Each pair of lovers will definitely want to be long-lasting affair, lasting until marriage. The quarrel is not likely inevitable, even sometimes necessary to give the dynamics of that relationship is not boring. But the important thing is how to keep the fight remained on track and not end in breakup.
The key, is the way we communicate with your partner. Good communication, can create a happy couple. Conversely, poor communication can result in a relationship breakup. As quoted from the Huffington Post, following the right way when communicating with a partner.
1. Arguing In Normally
Before
the angry and rebuked the couple because he had made a mistake or do
something that you not allow, first ask yourself this: "What mistakes
affect my life or just annoyed?" If it does not affect anything on the relationship or yourself, be quiet and avoid a fight.
2. Be a Detective
A detective, does not mean you have to lurk what couples do secretly. But
when lovers make mistakes and have a negative impact on your
relationship, do not rush to put the flag of the feud, but find out
first what really happened. Ask him things like, "Can you tell me what happened?" or "I do not understand. Is there something I miss in this issue?" That way, he''s so much easier to explain without getting terkonfrontasi.
3. Any complaint should not
When the complaint to the couple, say what you want, not what you do not want. Complaints should be a positive impact after, rather than exacerbate the problem. For example, instead of saying, "You do not always have time for me.
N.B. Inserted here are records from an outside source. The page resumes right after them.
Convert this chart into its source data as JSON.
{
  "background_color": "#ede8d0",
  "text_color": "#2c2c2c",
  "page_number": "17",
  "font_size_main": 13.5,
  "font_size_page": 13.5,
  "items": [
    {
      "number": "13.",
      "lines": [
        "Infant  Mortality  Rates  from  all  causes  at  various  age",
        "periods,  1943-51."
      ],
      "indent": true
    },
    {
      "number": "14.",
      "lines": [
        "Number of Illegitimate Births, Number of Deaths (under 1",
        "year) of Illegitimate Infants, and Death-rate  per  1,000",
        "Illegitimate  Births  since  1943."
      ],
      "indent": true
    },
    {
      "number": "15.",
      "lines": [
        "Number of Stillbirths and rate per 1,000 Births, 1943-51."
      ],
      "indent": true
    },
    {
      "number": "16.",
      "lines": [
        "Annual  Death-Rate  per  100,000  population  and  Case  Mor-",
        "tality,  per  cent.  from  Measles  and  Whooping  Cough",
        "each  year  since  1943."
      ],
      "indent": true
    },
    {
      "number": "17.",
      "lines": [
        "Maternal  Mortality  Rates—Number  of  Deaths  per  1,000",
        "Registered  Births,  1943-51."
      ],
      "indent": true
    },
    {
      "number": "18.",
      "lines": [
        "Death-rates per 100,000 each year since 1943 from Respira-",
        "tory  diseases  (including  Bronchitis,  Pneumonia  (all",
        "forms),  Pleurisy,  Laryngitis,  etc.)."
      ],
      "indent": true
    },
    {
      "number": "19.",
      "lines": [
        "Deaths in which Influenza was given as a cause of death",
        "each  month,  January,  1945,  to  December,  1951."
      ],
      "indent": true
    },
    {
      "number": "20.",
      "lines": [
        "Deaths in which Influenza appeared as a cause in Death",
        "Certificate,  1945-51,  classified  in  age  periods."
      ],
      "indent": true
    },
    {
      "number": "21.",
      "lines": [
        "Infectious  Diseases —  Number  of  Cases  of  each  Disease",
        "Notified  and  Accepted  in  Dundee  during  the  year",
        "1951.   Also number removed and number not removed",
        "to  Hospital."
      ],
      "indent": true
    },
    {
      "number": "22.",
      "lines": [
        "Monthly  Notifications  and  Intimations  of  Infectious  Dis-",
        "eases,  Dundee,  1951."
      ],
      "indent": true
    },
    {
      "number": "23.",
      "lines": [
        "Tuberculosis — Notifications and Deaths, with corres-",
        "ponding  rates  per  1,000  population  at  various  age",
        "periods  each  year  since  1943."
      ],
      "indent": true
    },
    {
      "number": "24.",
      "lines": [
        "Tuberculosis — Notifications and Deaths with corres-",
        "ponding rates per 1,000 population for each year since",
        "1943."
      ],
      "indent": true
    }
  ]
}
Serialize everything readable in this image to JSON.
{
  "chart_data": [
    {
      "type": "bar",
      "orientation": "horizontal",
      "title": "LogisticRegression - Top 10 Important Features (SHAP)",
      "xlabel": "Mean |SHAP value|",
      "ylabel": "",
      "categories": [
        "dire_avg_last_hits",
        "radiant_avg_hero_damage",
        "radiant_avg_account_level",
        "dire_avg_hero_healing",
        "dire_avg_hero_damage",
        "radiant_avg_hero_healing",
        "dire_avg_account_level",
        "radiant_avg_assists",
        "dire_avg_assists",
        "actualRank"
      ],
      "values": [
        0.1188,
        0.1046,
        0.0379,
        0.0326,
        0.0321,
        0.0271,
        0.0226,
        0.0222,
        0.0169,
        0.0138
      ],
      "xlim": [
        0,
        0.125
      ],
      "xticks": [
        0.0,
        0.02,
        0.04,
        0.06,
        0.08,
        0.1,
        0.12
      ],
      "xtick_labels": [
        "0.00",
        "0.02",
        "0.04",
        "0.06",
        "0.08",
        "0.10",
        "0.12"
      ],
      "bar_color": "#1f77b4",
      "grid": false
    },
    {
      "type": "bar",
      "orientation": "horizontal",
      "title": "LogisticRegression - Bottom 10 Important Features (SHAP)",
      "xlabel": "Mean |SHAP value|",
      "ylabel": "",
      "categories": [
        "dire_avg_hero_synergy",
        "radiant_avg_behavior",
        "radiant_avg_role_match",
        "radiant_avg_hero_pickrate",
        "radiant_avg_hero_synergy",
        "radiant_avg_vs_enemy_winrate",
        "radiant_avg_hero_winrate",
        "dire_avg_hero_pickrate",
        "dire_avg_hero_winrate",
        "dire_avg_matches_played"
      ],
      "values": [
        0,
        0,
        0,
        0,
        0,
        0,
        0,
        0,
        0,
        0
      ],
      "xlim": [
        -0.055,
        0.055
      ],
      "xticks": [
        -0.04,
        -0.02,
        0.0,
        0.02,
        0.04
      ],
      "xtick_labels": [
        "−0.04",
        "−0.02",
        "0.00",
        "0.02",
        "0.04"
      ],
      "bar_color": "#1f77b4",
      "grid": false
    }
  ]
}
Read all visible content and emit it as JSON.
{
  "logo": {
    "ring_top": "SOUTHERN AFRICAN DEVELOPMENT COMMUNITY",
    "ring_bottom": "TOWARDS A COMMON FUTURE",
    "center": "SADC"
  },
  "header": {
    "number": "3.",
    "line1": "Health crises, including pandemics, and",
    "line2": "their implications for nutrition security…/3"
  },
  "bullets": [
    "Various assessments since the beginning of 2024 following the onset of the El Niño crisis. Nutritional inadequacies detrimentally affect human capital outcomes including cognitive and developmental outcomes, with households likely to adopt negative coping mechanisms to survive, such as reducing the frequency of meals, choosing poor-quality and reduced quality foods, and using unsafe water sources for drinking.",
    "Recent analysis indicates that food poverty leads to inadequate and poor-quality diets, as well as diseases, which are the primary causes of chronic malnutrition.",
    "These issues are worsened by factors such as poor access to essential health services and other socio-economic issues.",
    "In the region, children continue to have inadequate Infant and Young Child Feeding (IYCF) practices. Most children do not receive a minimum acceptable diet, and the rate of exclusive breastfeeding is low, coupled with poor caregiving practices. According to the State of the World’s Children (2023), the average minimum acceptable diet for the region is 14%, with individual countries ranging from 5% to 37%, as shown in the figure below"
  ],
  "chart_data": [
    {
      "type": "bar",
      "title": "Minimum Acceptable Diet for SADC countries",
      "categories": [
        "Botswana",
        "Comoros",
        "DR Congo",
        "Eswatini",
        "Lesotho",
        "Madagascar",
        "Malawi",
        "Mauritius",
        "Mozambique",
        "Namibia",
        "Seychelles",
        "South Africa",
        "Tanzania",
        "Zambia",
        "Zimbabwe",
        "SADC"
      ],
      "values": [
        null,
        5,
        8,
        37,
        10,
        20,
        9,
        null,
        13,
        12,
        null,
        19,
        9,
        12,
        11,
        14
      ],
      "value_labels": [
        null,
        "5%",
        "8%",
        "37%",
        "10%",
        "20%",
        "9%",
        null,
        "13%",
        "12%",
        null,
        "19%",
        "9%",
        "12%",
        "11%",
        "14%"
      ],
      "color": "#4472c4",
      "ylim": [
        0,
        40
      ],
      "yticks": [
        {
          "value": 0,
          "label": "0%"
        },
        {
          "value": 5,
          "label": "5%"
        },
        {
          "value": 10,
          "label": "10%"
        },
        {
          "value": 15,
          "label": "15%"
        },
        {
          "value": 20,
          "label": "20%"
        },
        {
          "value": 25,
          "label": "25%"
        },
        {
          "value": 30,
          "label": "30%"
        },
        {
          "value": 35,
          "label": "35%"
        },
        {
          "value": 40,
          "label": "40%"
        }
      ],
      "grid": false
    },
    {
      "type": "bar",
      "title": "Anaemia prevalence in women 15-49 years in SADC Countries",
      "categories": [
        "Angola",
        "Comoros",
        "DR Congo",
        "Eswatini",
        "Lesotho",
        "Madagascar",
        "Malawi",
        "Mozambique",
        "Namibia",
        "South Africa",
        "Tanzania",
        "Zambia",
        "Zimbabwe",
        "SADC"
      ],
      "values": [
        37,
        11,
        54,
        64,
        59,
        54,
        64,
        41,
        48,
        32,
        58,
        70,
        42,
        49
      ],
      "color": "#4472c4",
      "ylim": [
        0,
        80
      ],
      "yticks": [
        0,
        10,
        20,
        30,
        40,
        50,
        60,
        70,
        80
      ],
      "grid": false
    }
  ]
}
Your time is just to work and my friends!" better said, "I''ve missed you lately. Can we meet later Saturday night?"
4. Avoid Using the word ''Whatever''
Do not be passive in every debate by saying, ''up what you want''. These attitudes may relieve a fight but it is only temporary and can actually make the problem so it piled up. Always say ''whatever'' will also be a more dominant pair, because he always makes the decisions in each issue. Get used to express opinions at all costs.
5. Apologize by Reason
Only apologize by saying "I''m sorry" is a bad way because it sounds less sincere and could even trigger another argument. Say
sorry and why, for example, "Please forgive me for accusing you of a
no-no," or "I apologize for leaving without telling you yesterday." Show that you feel guilty for having hurt your spouse and say that you will do everything to prevent it to happen again. Research
has shown that by adding the word ''because'' or excuse, an apology is
more persuasive and more easily forgive membut lover.